Avoid possible GC allocations in MongoCursor.~this

[s-ludwig]

This adds a check to the destructor to avoid running into an InvalidMemoryOperationError and instead outputs a more descriptive error message without crashing. This also swaps back the order of operations in killCursors() so that no connection to the server gets allocated by the call if the cursor has already been killed.

Fixes #2793.

[WebFreak001]

this is an allocation, is this even reliable? Might need to check the ABI docs here

[s-ludwig]

Oops, you are right of course, that won't work, I didn't really think there. Unfortunate that we don't have @nogc stack trace code in DRuntime. I do have an implementation for a different project, maybe it makes sense to publish that on code.dlang.org.

[WebFreak001]

so I'm not even sure if the definition is exactly not to allocate in a destructor, since it's not listed in the spec: https://dlang.org/spec/class.html#destructors

however it says not to use child data - unsure how it's supposed to work with cyclic things

[s-ludwig]

The reality with the GC is that finalizers (or struct destructors in that situation) are only (safely) usable for very simple things (calling free() or close()).
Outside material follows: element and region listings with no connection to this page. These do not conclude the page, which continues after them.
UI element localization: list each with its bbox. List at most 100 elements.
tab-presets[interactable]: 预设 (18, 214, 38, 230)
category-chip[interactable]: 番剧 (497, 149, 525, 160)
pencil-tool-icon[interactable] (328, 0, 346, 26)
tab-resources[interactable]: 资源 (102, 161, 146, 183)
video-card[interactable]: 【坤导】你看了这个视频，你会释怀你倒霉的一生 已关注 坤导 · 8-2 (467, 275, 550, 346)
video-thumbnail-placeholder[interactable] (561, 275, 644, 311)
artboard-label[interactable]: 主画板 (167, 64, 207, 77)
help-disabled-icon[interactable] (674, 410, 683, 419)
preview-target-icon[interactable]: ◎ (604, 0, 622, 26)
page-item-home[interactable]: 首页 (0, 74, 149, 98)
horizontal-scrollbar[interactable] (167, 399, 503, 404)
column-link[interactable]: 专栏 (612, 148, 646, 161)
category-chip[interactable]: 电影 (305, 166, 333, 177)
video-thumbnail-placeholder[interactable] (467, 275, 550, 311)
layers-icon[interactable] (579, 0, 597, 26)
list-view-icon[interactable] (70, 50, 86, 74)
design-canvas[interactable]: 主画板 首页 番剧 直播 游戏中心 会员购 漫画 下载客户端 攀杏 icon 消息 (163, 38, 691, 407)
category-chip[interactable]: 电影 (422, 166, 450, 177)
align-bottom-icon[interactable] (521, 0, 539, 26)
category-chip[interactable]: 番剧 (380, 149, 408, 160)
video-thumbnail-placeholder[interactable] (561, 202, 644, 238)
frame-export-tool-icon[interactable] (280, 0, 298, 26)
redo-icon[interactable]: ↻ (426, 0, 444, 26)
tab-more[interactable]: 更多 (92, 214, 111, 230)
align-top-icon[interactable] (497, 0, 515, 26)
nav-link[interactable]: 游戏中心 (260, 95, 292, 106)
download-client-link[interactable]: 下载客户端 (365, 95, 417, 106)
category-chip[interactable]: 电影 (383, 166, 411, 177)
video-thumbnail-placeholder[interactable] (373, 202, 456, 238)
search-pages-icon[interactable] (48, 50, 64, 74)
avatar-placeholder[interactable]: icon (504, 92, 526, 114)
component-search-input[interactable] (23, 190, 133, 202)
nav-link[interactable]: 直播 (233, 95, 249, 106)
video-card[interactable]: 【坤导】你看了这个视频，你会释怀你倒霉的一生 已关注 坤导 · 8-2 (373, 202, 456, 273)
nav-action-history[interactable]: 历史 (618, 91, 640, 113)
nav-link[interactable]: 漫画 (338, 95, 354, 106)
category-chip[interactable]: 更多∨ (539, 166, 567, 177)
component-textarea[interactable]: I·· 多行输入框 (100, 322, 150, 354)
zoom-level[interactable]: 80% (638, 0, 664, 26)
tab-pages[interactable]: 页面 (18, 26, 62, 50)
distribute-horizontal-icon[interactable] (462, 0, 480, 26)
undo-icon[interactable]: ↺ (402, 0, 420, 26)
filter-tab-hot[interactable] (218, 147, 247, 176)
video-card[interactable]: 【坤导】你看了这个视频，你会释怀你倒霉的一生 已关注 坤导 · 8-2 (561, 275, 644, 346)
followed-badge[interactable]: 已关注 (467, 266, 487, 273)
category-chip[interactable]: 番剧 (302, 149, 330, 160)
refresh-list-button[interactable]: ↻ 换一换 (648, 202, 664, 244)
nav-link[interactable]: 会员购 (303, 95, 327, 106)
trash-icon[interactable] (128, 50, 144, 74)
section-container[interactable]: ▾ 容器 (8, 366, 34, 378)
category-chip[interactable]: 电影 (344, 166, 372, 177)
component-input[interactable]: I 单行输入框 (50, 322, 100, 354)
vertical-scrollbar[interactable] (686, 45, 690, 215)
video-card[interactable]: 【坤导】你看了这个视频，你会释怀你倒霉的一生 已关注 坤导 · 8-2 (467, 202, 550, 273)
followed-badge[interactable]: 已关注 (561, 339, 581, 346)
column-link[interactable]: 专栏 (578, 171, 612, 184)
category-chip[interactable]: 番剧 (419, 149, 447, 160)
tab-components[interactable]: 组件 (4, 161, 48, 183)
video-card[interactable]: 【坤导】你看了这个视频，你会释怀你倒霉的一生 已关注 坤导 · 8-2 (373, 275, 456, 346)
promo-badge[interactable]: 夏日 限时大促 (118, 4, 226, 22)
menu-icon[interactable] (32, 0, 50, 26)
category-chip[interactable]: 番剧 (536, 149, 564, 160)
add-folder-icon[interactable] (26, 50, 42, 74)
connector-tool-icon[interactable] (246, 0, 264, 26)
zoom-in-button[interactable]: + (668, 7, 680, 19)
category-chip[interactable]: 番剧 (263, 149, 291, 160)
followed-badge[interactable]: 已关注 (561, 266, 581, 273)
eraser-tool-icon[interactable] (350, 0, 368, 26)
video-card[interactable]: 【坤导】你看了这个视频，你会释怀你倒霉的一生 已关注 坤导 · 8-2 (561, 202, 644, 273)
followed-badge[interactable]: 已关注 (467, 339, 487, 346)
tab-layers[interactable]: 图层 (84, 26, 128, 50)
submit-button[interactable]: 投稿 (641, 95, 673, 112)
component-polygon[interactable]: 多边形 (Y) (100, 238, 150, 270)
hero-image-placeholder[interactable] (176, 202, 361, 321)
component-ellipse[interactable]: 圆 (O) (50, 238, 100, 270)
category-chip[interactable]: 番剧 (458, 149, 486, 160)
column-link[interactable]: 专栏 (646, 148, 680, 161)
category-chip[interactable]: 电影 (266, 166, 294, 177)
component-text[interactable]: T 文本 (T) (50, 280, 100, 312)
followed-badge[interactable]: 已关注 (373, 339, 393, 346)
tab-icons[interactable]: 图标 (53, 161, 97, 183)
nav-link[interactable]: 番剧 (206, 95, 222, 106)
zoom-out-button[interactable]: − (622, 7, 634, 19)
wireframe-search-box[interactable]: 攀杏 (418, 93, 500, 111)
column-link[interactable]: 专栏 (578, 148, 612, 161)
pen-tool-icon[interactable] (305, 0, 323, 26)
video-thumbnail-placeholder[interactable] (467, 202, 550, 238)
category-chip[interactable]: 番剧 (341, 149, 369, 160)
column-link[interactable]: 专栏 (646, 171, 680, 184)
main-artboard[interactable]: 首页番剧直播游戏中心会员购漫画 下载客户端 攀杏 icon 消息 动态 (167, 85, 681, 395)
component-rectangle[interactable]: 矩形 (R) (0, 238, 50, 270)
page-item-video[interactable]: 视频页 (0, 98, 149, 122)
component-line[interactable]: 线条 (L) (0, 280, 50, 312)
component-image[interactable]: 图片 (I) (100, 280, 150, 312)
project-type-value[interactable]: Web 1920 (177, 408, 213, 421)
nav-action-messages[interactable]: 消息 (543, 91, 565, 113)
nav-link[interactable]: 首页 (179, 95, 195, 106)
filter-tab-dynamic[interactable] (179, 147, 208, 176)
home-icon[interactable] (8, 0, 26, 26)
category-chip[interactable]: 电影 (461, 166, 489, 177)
It's also not just child data, but also any GC allocated memory that poses a problem (i.e. data referenced by static variables). I'm not sure if or where it's mentioned in the spec, but the implementation will error out for any GC action you invoke from within a finalizer call.

While some of this could definitely improved in the GC, I think the only realistic way to avoid issues like this is to make eventcore and the relevant parts of vibe-core fully @nogc.

BTW, another serious shortcoming with the current GC is that you also may only do thread-safe things, so even something like glDeleteTextures() is not an option, and since finalizers are running in parallel to application code, I bet that there are many race-conditions hidden in real-world finalizers.